Image Histogram Equaliazation | The Critical Section

A neat little image processing technique called histogram equalization comes in very handy when one wants to improve the contrast of images. Such a technique may be necessary when an image is either over- or underexposed in which case it would appear too bright or too dark respectively. Likewise, if the distribution of the pixel intensities is sharply peaked around a single value, then any details in the image will be hard to see. In those cases, in order to improve contrast, one simple processing technique is to map the intensity of the colors using a monotonous increasing function to the whole output range. What forms can the function take? Let's find out.

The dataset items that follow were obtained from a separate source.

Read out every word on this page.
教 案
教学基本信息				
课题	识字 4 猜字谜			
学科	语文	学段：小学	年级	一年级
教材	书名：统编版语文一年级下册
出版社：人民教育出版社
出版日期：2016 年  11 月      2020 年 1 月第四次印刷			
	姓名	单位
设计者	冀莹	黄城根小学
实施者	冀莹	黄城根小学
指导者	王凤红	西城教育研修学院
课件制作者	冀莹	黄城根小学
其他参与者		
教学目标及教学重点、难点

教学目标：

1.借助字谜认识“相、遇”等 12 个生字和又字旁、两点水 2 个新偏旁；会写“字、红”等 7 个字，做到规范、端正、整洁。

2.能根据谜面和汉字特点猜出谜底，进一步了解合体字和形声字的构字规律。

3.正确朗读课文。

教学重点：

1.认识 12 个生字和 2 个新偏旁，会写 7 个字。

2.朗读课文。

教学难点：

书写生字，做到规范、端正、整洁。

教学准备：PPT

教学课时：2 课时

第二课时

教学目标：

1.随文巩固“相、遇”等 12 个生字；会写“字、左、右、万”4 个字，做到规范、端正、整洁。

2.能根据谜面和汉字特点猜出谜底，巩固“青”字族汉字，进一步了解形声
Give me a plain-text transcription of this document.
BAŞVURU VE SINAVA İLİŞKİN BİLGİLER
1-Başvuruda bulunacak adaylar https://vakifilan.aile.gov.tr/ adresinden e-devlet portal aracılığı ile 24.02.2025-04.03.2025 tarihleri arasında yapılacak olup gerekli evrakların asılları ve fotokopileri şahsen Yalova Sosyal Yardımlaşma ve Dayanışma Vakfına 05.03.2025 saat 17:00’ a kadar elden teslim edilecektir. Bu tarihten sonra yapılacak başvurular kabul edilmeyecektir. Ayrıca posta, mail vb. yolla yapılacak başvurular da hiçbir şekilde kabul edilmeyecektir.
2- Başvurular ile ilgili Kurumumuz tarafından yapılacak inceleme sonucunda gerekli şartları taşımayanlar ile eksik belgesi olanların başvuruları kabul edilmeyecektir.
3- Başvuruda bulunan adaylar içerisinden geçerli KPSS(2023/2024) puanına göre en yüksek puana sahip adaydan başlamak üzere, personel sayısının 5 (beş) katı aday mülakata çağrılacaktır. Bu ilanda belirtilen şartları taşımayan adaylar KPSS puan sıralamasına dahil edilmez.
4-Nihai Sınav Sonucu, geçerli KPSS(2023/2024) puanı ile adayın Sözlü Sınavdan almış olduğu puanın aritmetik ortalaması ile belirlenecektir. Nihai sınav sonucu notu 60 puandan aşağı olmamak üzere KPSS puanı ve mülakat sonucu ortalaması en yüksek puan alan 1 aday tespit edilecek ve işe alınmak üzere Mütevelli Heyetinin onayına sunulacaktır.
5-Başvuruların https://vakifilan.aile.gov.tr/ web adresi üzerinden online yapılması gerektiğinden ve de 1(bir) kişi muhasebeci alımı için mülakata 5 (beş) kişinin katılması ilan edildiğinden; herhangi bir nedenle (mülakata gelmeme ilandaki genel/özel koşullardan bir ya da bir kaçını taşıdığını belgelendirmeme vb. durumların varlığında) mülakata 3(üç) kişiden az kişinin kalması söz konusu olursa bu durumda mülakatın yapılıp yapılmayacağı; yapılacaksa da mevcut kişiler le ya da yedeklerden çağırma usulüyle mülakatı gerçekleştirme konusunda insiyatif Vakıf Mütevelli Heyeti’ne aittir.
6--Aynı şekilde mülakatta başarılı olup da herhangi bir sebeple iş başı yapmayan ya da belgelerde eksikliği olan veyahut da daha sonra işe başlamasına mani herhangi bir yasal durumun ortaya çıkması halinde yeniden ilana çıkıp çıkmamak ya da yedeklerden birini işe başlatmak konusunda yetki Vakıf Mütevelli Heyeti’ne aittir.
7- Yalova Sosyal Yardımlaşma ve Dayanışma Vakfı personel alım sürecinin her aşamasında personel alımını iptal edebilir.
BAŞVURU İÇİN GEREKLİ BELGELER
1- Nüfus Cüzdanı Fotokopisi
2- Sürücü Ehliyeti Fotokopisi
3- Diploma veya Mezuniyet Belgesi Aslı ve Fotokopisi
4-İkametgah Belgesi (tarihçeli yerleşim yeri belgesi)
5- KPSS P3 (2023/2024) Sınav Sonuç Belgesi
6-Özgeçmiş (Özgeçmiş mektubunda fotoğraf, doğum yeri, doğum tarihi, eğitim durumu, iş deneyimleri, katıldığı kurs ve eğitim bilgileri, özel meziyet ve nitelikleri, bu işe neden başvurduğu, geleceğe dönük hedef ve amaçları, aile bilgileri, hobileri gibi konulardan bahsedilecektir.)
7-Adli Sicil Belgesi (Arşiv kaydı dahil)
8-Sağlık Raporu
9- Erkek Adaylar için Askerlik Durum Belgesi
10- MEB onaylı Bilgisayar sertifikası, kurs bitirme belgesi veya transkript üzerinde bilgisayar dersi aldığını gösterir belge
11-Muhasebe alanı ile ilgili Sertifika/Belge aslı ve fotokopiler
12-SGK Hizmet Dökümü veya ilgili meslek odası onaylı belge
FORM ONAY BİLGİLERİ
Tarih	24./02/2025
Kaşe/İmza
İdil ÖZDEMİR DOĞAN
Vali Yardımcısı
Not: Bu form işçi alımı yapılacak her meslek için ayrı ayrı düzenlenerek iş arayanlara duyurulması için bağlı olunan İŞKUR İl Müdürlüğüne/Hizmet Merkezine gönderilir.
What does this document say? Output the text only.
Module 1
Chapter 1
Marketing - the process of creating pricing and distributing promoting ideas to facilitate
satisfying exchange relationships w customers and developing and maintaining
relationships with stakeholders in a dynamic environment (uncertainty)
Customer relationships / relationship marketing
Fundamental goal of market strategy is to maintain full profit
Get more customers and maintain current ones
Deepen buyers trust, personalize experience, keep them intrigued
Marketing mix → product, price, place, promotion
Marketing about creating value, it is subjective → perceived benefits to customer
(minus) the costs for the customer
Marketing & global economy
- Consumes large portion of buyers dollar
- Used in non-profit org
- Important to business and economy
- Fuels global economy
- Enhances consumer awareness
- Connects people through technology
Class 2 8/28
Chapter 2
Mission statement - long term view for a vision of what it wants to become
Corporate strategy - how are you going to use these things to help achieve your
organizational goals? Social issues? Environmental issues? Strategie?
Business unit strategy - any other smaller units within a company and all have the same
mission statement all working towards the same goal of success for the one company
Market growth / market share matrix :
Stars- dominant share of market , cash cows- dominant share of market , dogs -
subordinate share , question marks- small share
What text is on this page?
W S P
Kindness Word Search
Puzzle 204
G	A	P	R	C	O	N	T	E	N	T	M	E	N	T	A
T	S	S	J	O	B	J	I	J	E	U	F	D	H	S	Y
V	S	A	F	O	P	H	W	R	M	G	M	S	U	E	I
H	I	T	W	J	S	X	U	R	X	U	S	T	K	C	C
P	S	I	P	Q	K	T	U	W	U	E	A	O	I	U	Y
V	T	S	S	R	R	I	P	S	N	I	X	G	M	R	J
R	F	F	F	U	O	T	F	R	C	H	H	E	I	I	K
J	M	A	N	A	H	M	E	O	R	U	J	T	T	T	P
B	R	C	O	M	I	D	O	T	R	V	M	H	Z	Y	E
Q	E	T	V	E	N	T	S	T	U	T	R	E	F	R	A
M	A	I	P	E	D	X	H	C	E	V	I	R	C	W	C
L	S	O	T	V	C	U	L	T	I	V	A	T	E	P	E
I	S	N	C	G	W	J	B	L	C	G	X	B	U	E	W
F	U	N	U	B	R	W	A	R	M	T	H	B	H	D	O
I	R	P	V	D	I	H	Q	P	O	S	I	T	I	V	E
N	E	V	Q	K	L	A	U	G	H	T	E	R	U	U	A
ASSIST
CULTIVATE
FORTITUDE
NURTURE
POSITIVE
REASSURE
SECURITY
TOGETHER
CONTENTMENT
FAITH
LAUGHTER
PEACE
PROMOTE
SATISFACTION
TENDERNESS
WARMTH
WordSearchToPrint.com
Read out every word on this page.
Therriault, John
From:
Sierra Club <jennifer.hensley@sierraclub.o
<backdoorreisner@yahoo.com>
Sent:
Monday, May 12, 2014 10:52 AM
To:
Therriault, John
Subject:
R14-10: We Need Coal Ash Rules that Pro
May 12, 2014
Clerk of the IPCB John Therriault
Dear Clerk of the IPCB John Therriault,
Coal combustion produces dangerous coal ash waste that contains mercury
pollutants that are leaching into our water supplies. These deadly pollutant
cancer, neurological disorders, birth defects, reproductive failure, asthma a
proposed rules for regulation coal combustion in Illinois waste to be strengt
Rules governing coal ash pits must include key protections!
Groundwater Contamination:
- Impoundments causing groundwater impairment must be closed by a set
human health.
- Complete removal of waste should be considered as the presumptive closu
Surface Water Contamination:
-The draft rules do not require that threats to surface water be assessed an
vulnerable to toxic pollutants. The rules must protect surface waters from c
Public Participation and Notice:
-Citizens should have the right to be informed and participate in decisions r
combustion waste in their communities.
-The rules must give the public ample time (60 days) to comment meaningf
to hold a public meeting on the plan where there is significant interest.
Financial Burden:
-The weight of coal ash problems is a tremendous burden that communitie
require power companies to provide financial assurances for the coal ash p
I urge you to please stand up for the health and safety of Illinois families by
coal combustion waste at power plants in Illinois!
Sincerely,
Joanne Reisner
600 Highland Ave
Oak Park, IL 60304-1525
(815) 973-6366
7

Suppose we have a greyscale image with lots of details in it - object contours, edges, corners, textures - but very low contrast, so that these details are hard to see. The simplest idea of improving contrast is to stretch the intensity values into the full range supported by the image, which would be $[0, 255]$. This is called contrast stretching or sometimes simply contrast normalization and it's a linear transformation applied on the image.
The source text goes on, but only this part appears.